- The Washington Times - Saturday, May 8, 2021

Black Lives Matter Plaza near the White House in Washington will soon became a permanent art installation, D.C. Mayor Muriel Bowser stated this week, nearly a year since it first came to fruition.

Ms. Bowser, a Democrat, told The Washington Post on Thursday that efforts are underway to enhance the two-block stretch of 16th Street NW that she designated as Black Lives Matter Plaza last June.

“In fact, right now we’re undergoing a process to make the installation more permanent with lighting and landscaping and all the things that you expect in an iconic art installation,” said Ms. Bowser.

The plaza, located directly north of Lafayette Square, a public park neighboring the White House, was established in the aftermath of the murder last May of George Floyd in Minneapolis, Minnesota.

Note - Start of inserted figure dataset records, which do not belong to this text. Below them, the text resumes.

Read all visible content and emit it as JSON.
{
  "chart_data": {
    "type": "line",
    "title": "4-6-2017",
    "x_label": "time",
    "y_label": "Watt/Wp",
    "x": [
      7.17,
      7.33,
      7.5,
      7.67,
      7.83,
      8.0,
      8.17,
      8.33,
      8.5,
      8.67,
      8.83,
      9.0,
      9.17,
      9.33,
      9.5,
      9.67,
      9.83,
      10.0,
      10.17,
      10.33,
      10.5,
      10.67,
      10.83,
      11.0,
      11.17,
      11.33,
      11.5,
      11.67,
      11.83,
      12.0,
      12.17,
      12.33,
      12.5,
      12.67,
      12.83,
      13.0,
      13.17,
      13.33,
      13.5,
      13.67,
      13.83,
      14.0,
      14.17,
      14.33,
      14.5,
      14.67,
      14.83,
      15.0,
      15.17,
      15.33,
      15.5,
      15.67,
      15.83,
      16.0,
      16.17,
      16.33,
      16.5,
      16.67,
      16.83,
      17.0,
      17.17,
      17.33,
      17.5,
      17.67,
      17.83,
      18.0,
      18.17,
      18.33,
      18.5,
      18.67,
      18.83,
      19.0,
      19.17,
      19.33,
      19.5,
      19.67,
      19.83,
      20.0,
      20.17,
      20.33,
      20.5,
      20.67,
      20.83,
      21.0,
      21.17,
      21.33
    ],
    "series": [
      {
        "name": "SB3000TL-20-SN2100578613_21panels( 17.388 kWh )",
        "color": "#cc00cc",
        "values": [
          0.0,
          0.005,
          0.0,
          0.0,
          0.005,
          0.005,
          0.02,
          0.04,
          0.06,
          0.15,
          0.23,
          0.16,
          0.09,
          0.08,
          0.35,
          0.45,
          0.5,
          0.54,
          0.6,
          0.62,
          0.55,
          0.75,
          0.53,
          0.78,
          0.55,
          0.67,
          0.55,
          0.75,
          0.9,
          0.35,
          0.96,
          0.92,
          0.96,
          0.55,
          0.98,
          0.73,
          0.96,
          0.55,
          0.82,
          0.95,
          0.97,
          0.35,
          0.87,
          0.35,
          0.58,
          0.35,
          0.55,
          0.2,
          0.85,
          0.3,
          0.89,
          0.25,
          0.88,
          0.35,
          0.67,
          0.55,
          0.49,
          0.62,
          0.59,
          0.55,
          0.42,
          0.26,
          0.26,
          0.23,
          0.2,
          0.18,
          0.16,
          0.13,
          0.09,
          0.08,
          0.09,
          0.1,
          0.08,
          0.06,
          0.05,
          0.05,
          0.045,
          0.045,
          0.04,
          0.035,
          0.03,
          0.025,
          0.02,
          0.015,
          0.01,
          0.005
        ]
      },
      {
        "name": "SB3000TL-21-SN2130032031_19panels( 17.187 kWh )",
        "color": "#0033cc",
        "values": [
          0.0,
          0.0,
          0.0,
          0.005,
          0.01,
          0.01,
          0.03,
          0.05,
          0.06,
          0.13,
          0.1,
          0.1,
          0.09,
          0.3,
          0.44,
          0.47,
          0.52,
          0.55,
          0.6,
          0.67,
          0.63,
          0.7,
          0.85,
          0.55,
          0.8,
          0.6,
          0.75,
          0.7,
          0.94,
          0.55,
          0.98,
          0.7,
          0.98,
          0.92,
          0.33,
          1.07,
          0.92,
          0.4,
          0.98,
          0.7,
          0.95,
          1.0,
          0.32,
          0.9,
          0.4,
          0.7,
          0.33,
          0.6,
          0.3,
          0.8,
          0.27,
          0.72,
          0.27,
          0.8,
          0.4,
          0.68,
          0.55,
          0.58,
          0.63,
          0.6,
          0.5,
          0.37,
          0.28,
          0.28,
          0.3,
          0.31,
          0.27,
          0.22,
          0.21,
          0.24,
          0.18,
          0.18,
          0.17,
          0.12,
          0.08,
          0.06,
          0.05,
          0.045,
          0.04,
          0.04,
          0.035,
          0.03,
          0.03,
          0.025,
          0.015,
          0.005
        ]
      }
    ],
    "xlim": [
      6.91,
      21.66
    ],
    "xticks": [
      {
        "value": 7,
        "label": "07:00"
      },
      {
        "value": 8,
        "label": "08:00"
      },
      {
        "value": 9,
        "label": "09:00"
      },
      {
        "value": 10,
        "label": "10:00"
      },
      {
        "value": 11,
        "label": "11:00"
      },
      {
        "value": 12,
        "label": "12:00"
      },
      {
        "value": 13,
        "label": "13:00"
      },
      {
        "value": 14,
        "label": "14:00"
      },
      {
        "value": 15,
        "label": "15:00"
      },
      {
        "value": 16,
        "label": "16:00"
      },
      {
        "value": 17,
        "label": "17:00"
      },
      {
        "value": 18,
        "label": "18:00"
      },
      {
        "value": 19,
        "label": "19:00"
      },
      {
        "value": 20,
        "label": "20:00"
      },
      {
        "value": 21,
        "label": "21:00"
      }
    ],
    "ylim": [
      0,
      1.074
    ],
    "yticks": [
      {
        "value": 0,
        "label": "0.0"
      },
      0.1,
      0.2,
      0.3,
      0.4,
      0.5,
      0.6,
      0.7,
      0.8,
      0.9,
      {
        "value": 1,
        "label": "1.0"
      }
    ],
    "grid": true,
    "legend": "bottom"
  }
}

In the days following the death of Floyd, a Black man killed by a White police officer, Lafayette Square became a hotspot for protesters to demonstrate against racial injustice and police brutality.

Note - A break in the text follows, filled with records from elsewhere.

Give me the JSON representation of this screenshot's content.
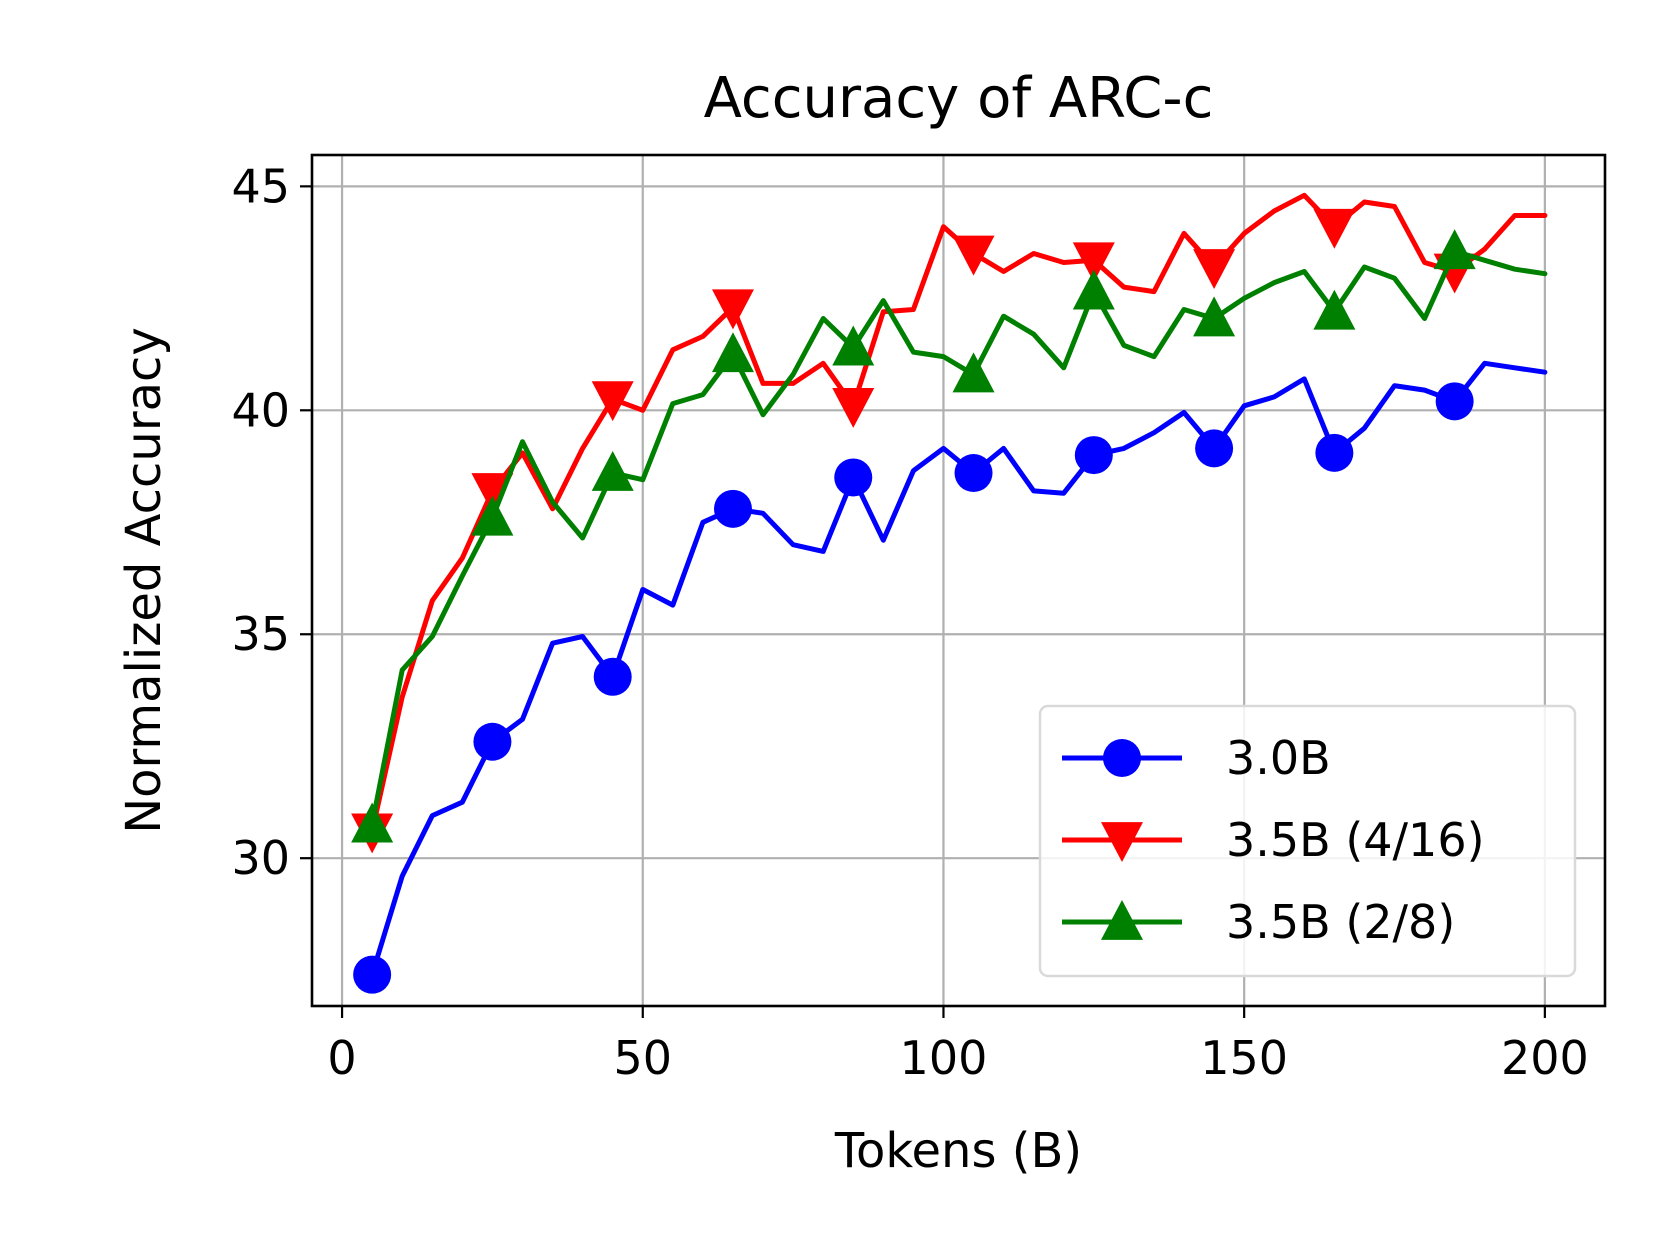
{
  "chart_data": {
    "type": "line",
    "title": "Accuracy of ARC-c",
    "xlabel": "Tokens (B)",
    "ylabel": "Normalized Accuracy",
    "xlim": [
      -5,
      210
    ],
    "ylim": [
      26.7,
      45.7
    ],
    "xticks": [
      0,
      50,
      100,
      150,
      200
    ],
    "yticks": [
      30,
      35,
      40,
      45
    ],
    "grid": true,
    "legend_position": "lower-right",
    "series": [
      {
        "name": "3.0B",
        "color": "#0000ff",
        "marker": "circle",
        "x": [
          5,
          10,
          15,
          20,
          25,
          30,
          35,
          40,
          45,
          50,
          55,
          60,
          65,
          70,
          75,
          80,
          85,
          90,
          95,
          100,
          105,
          110,
          115,
          120,
          125,
          130,
          135,
          140,
          145,
          150,
          155,
          160,
          165,
          170,
          175,
          180,
          185,
          190,
          195,
          200
        ],
        "y": [
          27.4,
          29.6,
          30.95,
          31.25,
          32.6,
          33.1,
          34.8,
          34.95,
          34.05,
          36.0,
          35.65,
          37.5,
          37.8,
          37.7,
          37.0,
          36.85,
          38.5,
          37.1,
          38.65,
          39.15,
          38.6,
          39.15,
          38.2,
          38.15,
          39.0,
          39.15,
          39.5,
          39.95,
          39.15,
          40.1,
          40.3,
          40.7,
          39.05,
          39.6,
          40.55,
          40.45,
          40.2,
          41.05,
          40.95,
          40.85
        ],
        "marker_x": [
          5,
          25,
          45,
          65,
          85,
          105,
          125,
          145,
          165,
          185
        ],
        "marker_y": [
          27.4,
          32.6,
          34.05,
          37.8,
          38.5,
          38.6,
          39.0,
          39.15,
          39.05,
          40.2
        ]
      },
      {
        "name": "3.5B (4/16)",
        "color": "#ff0000",
        "marker": "triangle-down",
        "x": [
          5,
          10,
          15,
          20,
          25,
          30,
          35,
          40,
          45,
          50,
          55,
          60,
          65,
          70,
          75,
          80,
          85,
          90,
          95,
          100,
          105,
          110,
          115,
          120,
          125,
          130,
          135,
          140,
          145,
          150,
          155,
          160,
          165,
          170,
          175,
          180,
          185,
          190,
          195,
          200
        ],
        "y": [
          30.6,
          33.6,
          35.75,
          36.7,
          38.2,
          39.05,
          37.8,
          39.15,
          40.25,
          40.0,
          41.35,
          41.65,
          42.3,
          40.6,
          40.6,
          41.05,
          40.1,
          42.2,
          42.25,
          44.1,
          43.5,
          43.1,
          43.5,
          43.3,
          43.35,
          42.75,
          42.65,
          43.95,
          43.2,
          43.95,
          44.45,
          44.8,
          44.1,
          44.65,
          44.55,
          43.3,
          43.1,
          43.6,
          44.35,
          44.35
        ],
        "marker_x": [
          5,
          25,
          45,
          65,
          85,
          105,
          125,
          145,
          165,
          185
        ],
        "marker_y": [
          30.6,
          38.2,
          40.25,
          42.3,
          40.1,
          43.5,
          43.35,
          43.2,
          44.1,
          43.1
        ]
      },
      {
        "name": "3.5B (2/8)",
        "color": "#008000",
        "marker": "triangle-up",
        "x": [
          5,
          10,
          15,
          20,
          25,
          30,
          35,
          40,
          45,
          50,
          55,
          60,
          65,
          70,
          75,
          80,
          85,
          90,
          95,
          100,
          105,
          110,
          115,
          120,
          125,
          130,
          135,
          140,
          145,
          150,
          155,
          160,
          165,
          170,
          175,
          180,
          185,
          190,
          195,
          200
        ],
        "y": [
          30.75,
          34.2,
          34.95,
          36.3,
          37.6,
          39.3,
          37.95,
          37.15,
          38.6,
          38.45,
          40.15,
          40.35,
          41.25,
          39.9,
          40.8,
          42.05,
          41.4,
          42.45,
          41.3,
          41.2,
          40.8,
          42.1,
          41.7,
          40.95,
          42.65,
          41.45,
          41.2,
          42.25,
          42.05,
          42.5,
          42.85,
          43.1,
          42.2,
          43.2,
          42.95,
          42.05,
          43.55,
          43.35,
          43.15,
          43.05
        ],
        "marker_x": [
          5,
          25,
          45,
          65,
          85,
          105,
          125,
          145,
          165,
          185
        ],
        "marker_y": [
          30.75,
          37.6,
          38.6,
          41.25,
          41.4,
          40.8,
          42.65,
          42.05,
          42.2,
          43.55
        ]
      }
    ]
  }
}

Police forcefully cleared the park of protesters and press on June 1, paving the way for former President Trump to pose for photographs in front of the nearby historic St. John’s Episcopal Church.

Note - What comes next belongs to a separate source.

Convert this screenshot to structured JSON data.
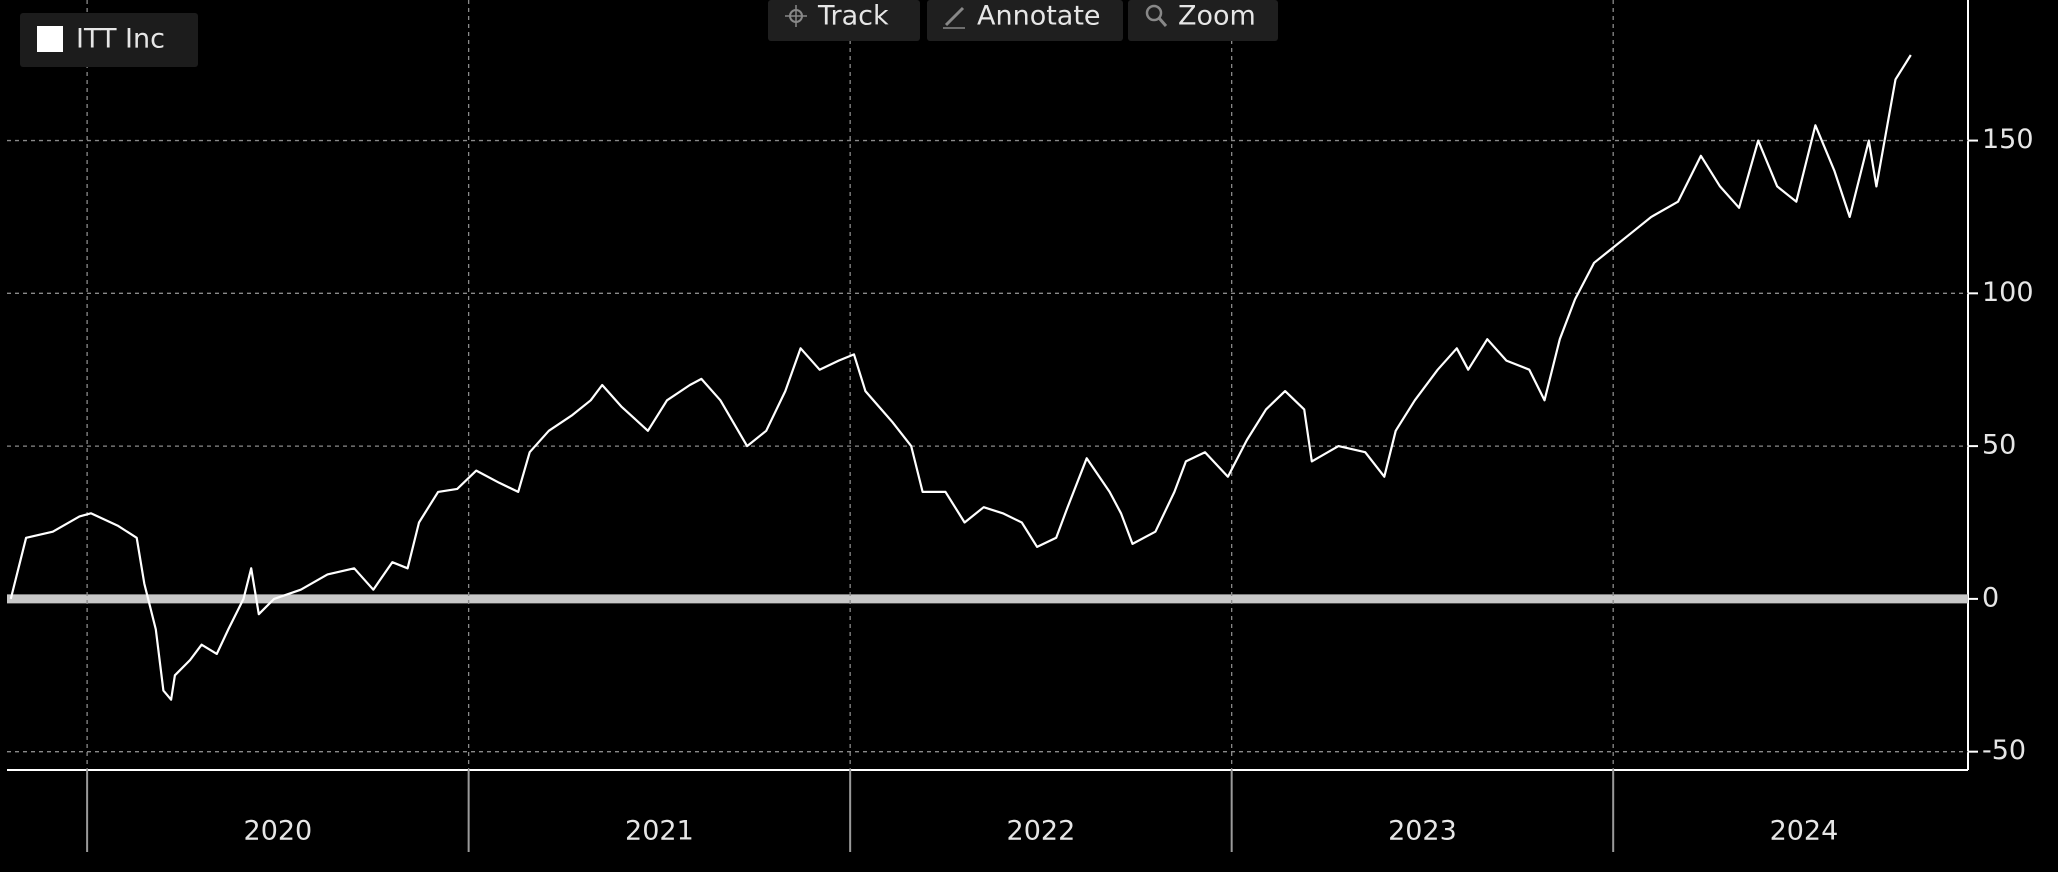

City workers subsequently painted “Black Lives Matter” in large yellow letters on the section of 16th Street on June 5, and the mayor officially renamed it “Black Lives Matter Plaza” that same day.

Black Lives Matter Plaza has been closed to vehicular traffic since its dedication, during which time it has supplanted Lafayette Square as a popular spot for protesters to hold demonstrations in D.C.

Speaking to the Post, Ms. Bowser described the mural as a “piece of art with a very affirming message, that not only our residents needed to hear, but people around the world needed to hear.

“And they really appreciated that Donald Trump couldn’t avoid it,” Ms. Bowser added.